“Oh, have another wee drop, Jan!” she said. “If you hadn’t been so quick to act we would have lost a cow that’s worth her two hundred rix-dollars.”
This was followed by a dead silence, and now every one’s eyes turned toward the man of the house. All were waiting for some expression of appreciation from him.
Lars cleared his throat two or three times, as if to give added weight to what he was about to say.
“It strikes me there’s something queer about this whole business,” he began. “You all know that Jan owes two hundred rix-dollars and you also know that last spring I was offered just that sum for the cow. It seems to fit in altogether too well with Jan’s case that the cow should have gone down in the marsh to-day and that he should have rescued her.”
Lars paused and again cleared his throat.
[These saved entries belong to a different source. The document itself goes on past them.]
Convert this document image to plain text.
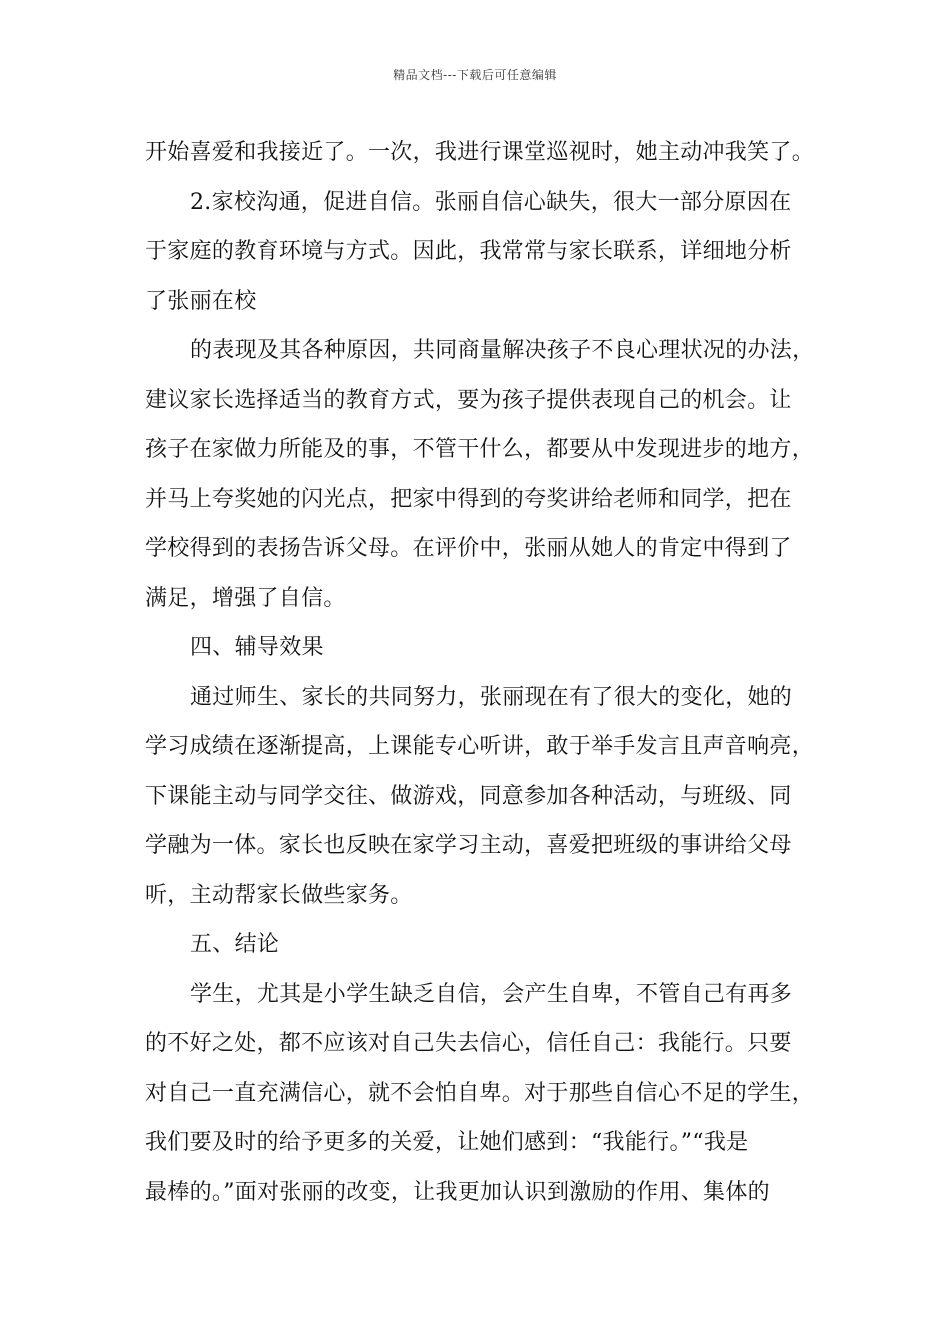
精品文档---下载后可任意编辑
开始喜爱和我接近了。一次，我进行课堂巡视时，她主动冲我笑了。
2.家校沟通，促进自信。张丽自信心缺失，很大一部分原因在
于家庭的教育环境与方式。因此，我常常与家长联系，详细地分析
了张丽在校
的表现及其各种原因，共同商量解决孩子不良心理状况的办法，
建议家长选择适当的教育方式，要为孩子提供表现自己的机会。让
孩子在家做力所能及的事，不管干什么，都要从中发现进步的地方，
并马上夸奖她的闪光点，把家中得到的夸奖讲给老师和同学，把在
学校得到的表扬告诉父母。在评价中，张丽从她人的肯定中得到了
满足，增强了自信。
四、辅导效果
通过师生、家长的共同努力，张丽现在有了很大的变化，她的
学习成绩在逐渐提高，上课能专心听讲，敢于举手发言且声音响亮，
下课能主动与同学交往、做游戏，同意参加各种活动，与班级、同
学融为一体。家长也反映在家学习主动，喜爱把班级的事讲给父母
听，主动帮家长做些家务。
五、结论
学生，尤其是小学生缺乏自信，会产生自卑，不管自己有再多
的不好之处，都不应该对自己失去信心，信任自己：我能行。只要
对自己一直充满信心，就不会怕自卑。对于那些自信心不足的学生，
我们要及时的给予更多的关爱，让她们感到：“我能行。”“我是
最棒的。”面对张丽的改变，让我更加认识到激励的作用、集体的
Jan rose and moved toward him; but neither he nor any of the others had an answer ready.
“I don’t know how Jan happened to be the one who heard the cow bellowing up in the marsh,” pursued Lars. “Perhaps he was nearer the scene when the mishap occurred than he would have us think. Maybe he saw a possibility of getting out of debt and deliberately drove the cow—”
Jan brought his fist down on the table with a crash that made the cups jump in their saucers.
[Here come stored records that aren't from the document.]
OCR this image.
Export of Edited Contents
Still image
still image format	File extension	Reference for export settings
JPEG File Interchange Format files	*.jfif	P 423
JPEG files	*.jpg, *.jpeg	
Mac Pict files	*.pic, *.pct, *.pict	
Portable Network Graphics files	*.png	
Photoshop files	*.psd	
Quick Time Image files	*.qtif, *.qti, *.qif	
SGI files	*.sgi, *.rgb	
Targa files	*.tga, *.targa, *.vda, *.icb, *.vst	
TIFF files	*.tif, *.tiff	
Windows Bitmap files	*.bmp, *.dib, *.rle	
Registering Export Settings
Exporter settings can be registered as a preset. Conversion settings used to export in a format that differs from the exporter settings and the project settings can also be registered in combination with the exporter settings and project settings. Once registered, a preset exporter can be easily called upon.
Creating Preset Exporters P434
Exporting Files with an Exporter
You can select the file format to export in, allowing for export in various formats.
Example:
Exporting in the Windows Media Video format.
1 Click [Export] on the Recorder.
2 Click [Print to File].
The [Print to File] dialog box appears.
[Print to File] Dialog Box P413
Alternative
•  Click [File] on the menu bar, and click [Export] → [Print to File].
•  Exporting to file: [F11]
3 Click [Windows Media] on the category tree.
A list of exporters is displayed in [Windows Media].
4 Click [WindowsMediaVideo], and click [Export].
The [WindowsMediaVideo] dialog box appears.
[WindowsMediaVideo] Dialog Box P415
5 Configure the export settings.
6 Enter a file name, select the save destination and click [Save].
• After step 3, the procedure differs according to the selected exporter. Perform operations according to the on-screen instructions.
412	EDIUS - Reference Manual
“You judge others by yourself, you!” he said, “That’s the sort of thing you might do, but not I. You must know that I can see through your tricks. One day last winter you—”
But just when Jan was on the point of saying something that could only have ended in an irreparable break between himself and his employer, the old housewife tipped him by the coat sleeve.
“Look out, Jan!” said she.
Jan did so. Then he saw Katrina coming toward the house with a letter in her hand.
That was surely the letter from Glory Goldie which they had been longing for every day since her departure. Katrina, knowing how happy Jan would be to get this, had come straight over with it the moment it arrived.
Jan glanced about him, bewildered. Many ugly words were on the tip of his tongue, but now he had no time to give vent to them. What did he care about being revenged on Lars Gunnarson? Why should he bother to defend himself? The letter drew him away with a power that was irresistible. He was out of the house and with Katrina before the people inside had recovered from their dread of what he might have hurled at his employer in the way of accusation.
0ne evening, when Glory Goldie had been gone about a month, August Daer Nol came down to the Ashdales. August and Glory had been comrades at the Oestanby school and had been confirmed the same summer.
A fine, manly lad was August Daer Nol, and a favourite with every one. His parents were people of means and no one had a brighter or more assured future to look forward to than had he. Having been absent from home for six months, he had only learned on his return that Glory Goldie had gone away in order to earn money to save her old home. It was his mother who told him of this, and before she had finished talking he snatched up his cap and rushed out, never pausing until he had reached the gate at Ruffluck Croft; there he stopped and looked toward the hut.